Five Clean Air Act-related bills are expected to be discussed at the hearing, four of which don’t appear to have been introduced yet. The bills amend the Clean Air Act and include Rep. Morgan Griffith’s (R-VA) New Source Review Permitting Improvement Act (H.R. 161) that would help to address the following issue described in the hearing memo:
Owners and operators of existing sources seeking to install modern pollution control equipment or improve the efficiency of their operations, which may reduce overall emission[s], may nonetheless trigger NSR [New Source Review] permitting requirements, discouraging environmental improvements.
This is an absurd outcome that undermines environmental objectives. H.R. 161 would amend the definition of “modification” in various sections of the Clean Air Act “to clarify that certain activities that do not increase emissions do not trigger NSR permitting.”
Two other bills would make commonsense changes to the Clean Air Act to ensure that attainment with the National Ambient Air Quality Standards (NAAQS) is reasonably determined.
Specifically, the Fire Improvement and Reforming Exceptional Events Act (FIRE Act) would ensure that areas are not penalized by unfairly including emissions from prescribed burns in determining attainment. My colleague Jacob Tomasulo has explained:
Congress needs to take action to ensure that, codified within the CAA, states are not unfairly penalized for prescribed burns. Disincentivizing their use can undermine forest management.

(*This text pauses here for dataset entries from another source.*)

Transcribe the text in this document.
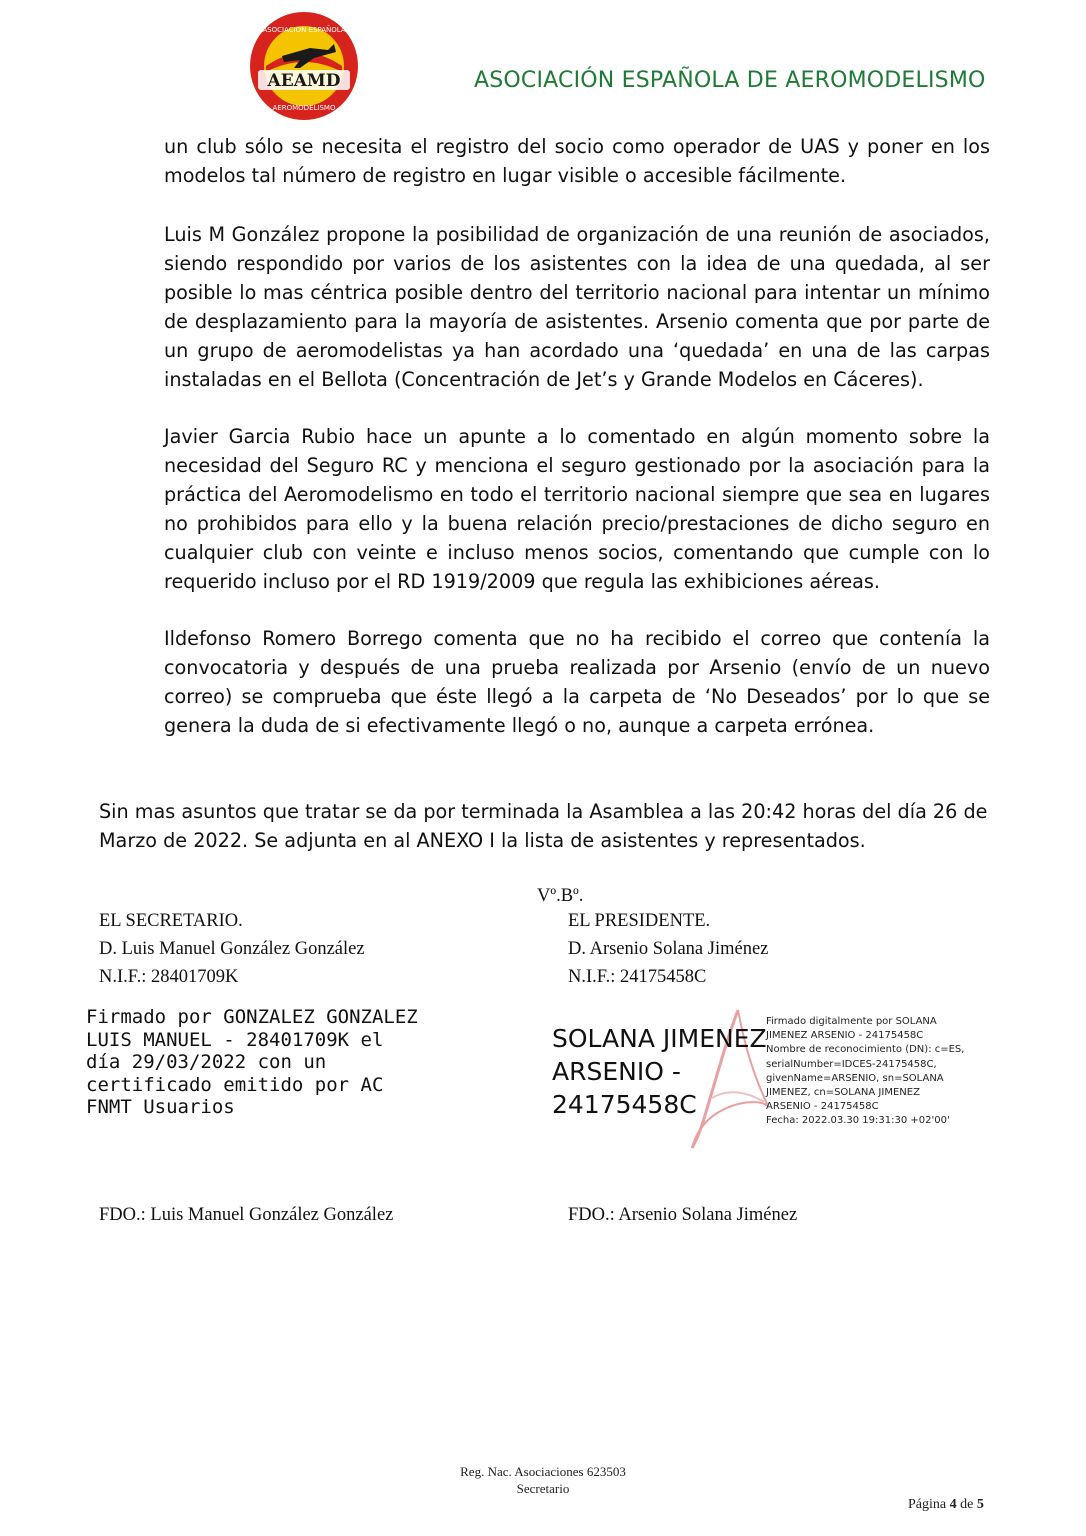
AEAMD
ASOCIACION ESPAÑOLA
AEROMODELISMO
ASOCIACIÓN ESPAÑOLA DE AEROMODELISMO

un club sólo se necesita el registro del socio como operador de UAS y poner en los modelos tal número de registro en lugar visible o accesible fácilmente.

Luis M González propone la posibilidad de organización de una reunión de asociados, siendo respondido por varios de los asistentes con la idea de una quedada, al ser posible lo mas céntrica posible dentro del territorio nacional para intentar un mínimo de desplazamiento para la mayoría de asistentes. Arsenio comenta que por parte de un grupo de aeromodelistas ya han acordado una ‘quedada’ en una de las carpas instaladas en el Bellota (Concentración de Jet’s y Grande Modelos en Cáceres).

Javier Garcia Rubio hace un apunte a lo comentado en algún momento sobre la necesidad del Seguro RC y menciona el seguro gestionado por la asociación para la práctica del Aeromodelismo en todo el territorio nacional siempre que sea en lugares no prohibidos para ello y la buena relación precio/prestaciones de dicho seguro en cualquier club con veinte e incluso menos socios, comentando que cumple con lo requerido incluso por el RD 1919/2009 que regula las exhibiciones aéreas.

Ildefonso Romero Borrego comenta que no ha recibido el correo que contenía la convocatoria y después de una prueba realizada por Arsenio (envío de un nuevo correo) se comprueba que éste llegó a la carpeta de ‘No Deseados’ por lo que se genera la duda de si efectivamente llegó o no, aunque a carpeta errónea.

Sin mas asuntos que tratar se da por terminada la Asamblea a las 20:42 horas del día 26 de Marzo de 2022. Se adjunta en al ANEXO I la lista de asistentes y representados.

Vº.Bº.
EL SECRETARIO.
D. Luis Manuel González González
N.I.F.: 28401709K
EL PRESIDENTE.
D. Arsenio Solana Jiménez
N.I.F.: 24175458C
Firmado por GONZALEZ GONZALEZ
LUIS MANUEL - 28401709K el
día 29/03/2022 con un
certificado emitido por AC
FNMT Usuarios
SOLANA JIMENEZ
ARSENIO -
24175458C
Firmado digitalmente por SOLANA
JIMENEZ ARSENIO - 24175458C
Nombre de reconocimiento (DN): c=ES,
serialNumber=IDCES-24175458C,
givenName=ARSENIO, sn=SOLANA
JIMENEZ, cn=SOLANA JIMENEZ
ARSENIO - 24175458C
Fecha: 2022.03.30 19:31:30 +02'00'
FDO.: Luis Manuel González González	FDO.: Arsenio Solana Jiménez
Reg. Nac. Asociaciones 623503
Secretario
Página 4 de 5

And ironically, penalizing the use of prescribed burns can hurt air quality, which undermines the purpose of the CAA.
The other NAAQS bill, the Foreign Emissions and Nonattainment Clarification for Economic Stability Act (FENCES Act), would expressly exclude foreign emissions from being considered in determining attainment.
The hearing memo says the following is one of the issues for discussion:
How the Clean Air Act can be modernized to meet the nation’s need for economic security while continuing to deliver clean air and a healthy environment.
CEI released a book entitled Modernizing the EPA: A Blueprint for Congress that provides many answers to modernizing the agency, including how to modernize the Clean Air Act.
There is also a specific section on modernizing the NAAQS process. The Subcommittee will hopefully consider the following important recommendations from this section, including:
- Require Congress to have a voice in the standard setting process and/or allow states to have a much greater voice in the process.
- Change when existing standards must be reviewed (e.g. 10-year timeframe as opposed to the current five-year timeframe, and preferably requiring at least 75 percent of the population to be living in areas of attainment before new standards can be adopted).
- Require the consideration of adverse effects before a new standard may be adopted.
- Require the consideration of technological feasibility when setting standards.
- Make it easier for states to establish that exceptional events have occurred.
The Subcommittee should be commended for working on ways to modernize the Clean Air Act. Congress, as a whole, should do so as well and advance important changes that can improve this statute.